FLÜCHTLINGE IN SEENOT AUS SICHT DES YACHTSKIPPERS

Man kann gesellschaftspolitisch darüber denken, wie man will. Humanitär wie seefahrtsrechtlich gilt: sobald man – auch nur als Urlaubs-Skipper – ein Schiff führt, ist man zur Hilfestellung für Schiffe, Luftfahrzeuge und deren Rettungsboote und -flösse in Seenotfällen verpflichtet. Die Verpflichtung gilt gegenüber allen Menschen, klarerweise auch gegenüber Flüchtlingen auf hoher See, wenn sich diese in einer lebensbedrohlichen Lage befinden. Der Grund, weshalb jemand in Seenot geraten ist, entbindet nicht von der Hilfeleistung. Geregelt ist dies u.a. im internationalen SOLAS (Safety of Life at Sea)
Zwei Fälle sind vermutlich in der Praxis am wahrscheinlichsten anzutreffen:
1. man hat direkten Kontakt zu Schiffbrüchigen
2. man erfährt über Funk von einem Seenotfall und ist in der Nähe
Im ersten Fall gilt die Pflicht zur direkten Hilfeleistung.

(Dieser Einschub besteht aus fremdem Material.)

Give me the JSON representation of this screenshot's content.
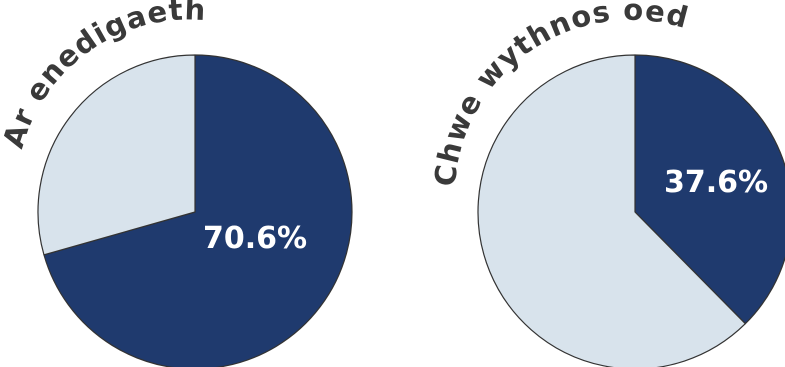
{
  "chart_data": [
    {
      "type": "pie",
      "title": "Ar enedigaeth",
      "slices": [
        {
          "label": "70.6%",
          "value": 70.6,
          "color": "#1f3a6e",
          "shows_label": true
        },
        {
          "label": "",
          "value": 29.4,
          "color": "#d8e3ec",
          "shows_label": false
        }
      ]
    },
    {
      "type": "pie",
      "title": "Chwe wythnos oed",
      "slices": [
        {
          "label": "37.6%",
          "value": 37.6,
          "color": "#1f3a6e",
          "shows_label": true
        },
        {
          "label": "",
          "value": 62.4,
          "color": "#d8e3ec",
          "shows_label": false
        }
      ]
    }
  ],
  "colors": {
    "dark": "#1f3a6e",
    "light": "#d8e3ec",
    "outline": "#333333",
    "title_text": "#3a3a3a",
    "label_text": "#ffffff"
  }
}
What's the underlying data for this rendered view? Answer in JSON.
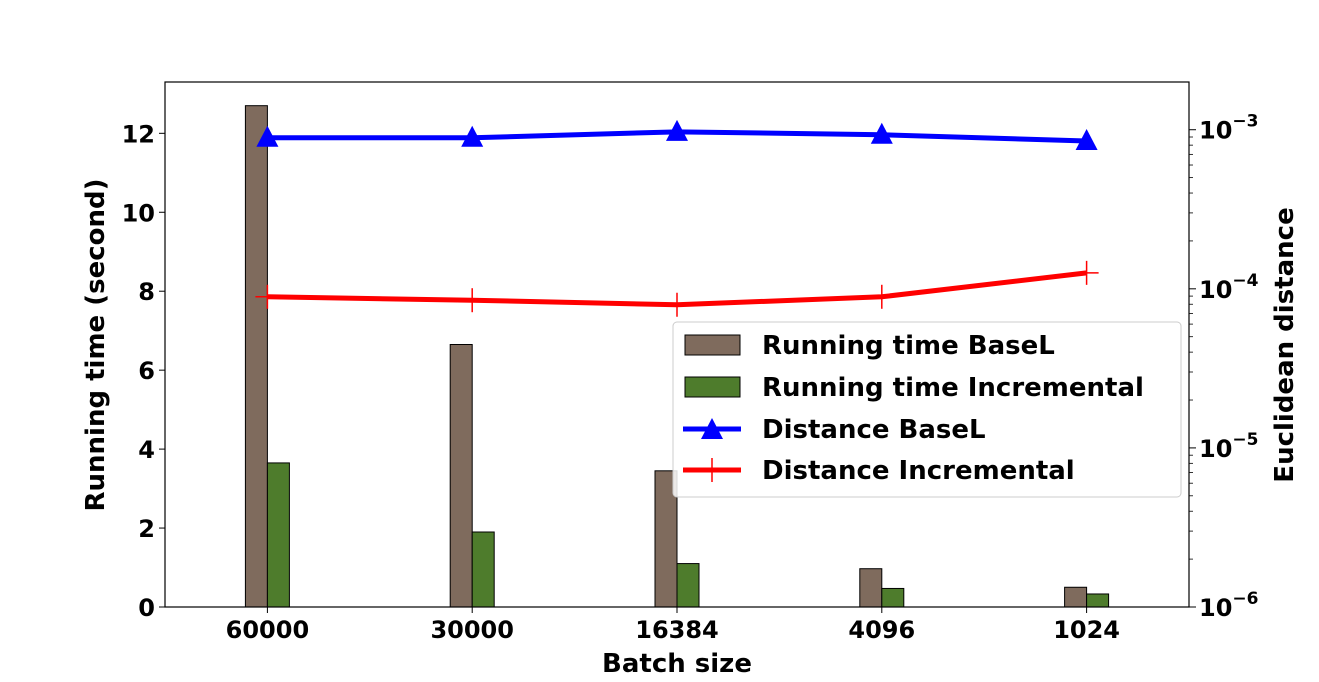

Aber es gilt die Einschränkung: „nach Möglichkeit“. Es ist also niemand verpflichtet, sein eigenes Schiff oder Crew zu gefährden, z.B. durch Überladung. Es gibt Fälle, in denen kleine Yachten sinkenden Flüchtlingsbooten mit hunderten Personen gegenüberstanden. Die Meldung des Notfalles über Funk ist obligatorisch, das Schildern der Situation, das Anfordern weiterer Hilfe sind die nächsten Schritte. Die Schwierigkeit ist hier das richtige Einschätzen der Situation. Der Skipper braucht dazu einen kühlen Kopf und keine Panikreaktionen.
– Ist es lebensbedrohend? Was konkret ist die Lebensbedrohung?
– Kann ich mit eigenen Mitteln meines Schiffes die Lebensbedrohung unterbinden?
– Wenn ich den lebensbedrohenden Notfall ( klarer fall von „MAYDAY“) über Funk melde: eigenes Schiff, Position, Situation, welche Hilfe konkret wird gebraucht. In der Regel sitzt bei Kanal 16 geschultes Personal, das auch panische Skipper unaufgeregt undzielgerichtet durch ein solches Notfallgespräch führen.
Die einschlägige Literatur ist leider voll von Fällen unterlassener Hilfeleistung, falschem Einschätzen von Situationen, Selbstgefährdung von Crew und Schiff und von nachfolgenden Gerichts- und Versicherungsfällen.
Aber mit dem 3-Schritt: „Direkte Hilfe leisten – richtiges Einschätzen der Situation – professionelle Hilfe hinzuholen“ kann man nicht falsch liegen. Wichtig auch noch: wenn das Adrenalin wieder gesunken ist: im Logbuch dokumentieren.

Im zweiten Fall: Sobald man von einem Seenotfall (bspw. über Funk) erfährt und sich in der Nähe aufhält, hat man sich zur Verfügung zu stellen und zu halten. Eine Entbindung von der Hilfestellung erfolgt dann in der Regel durch die zuständige Rettungsorganisation, Küstenwache usw. Bis dahin ist man auf stand-by. Sobald man als Schiff Teil der Rettungskette ist, kann man sich nicht verabschieden, weil „bereits die Küstenwache vorort ist“. Auch hier bewegt man sich an der Grenze zu nicht geleisteter Hilfestellung, es ist ein strafrechtliches Vergehen.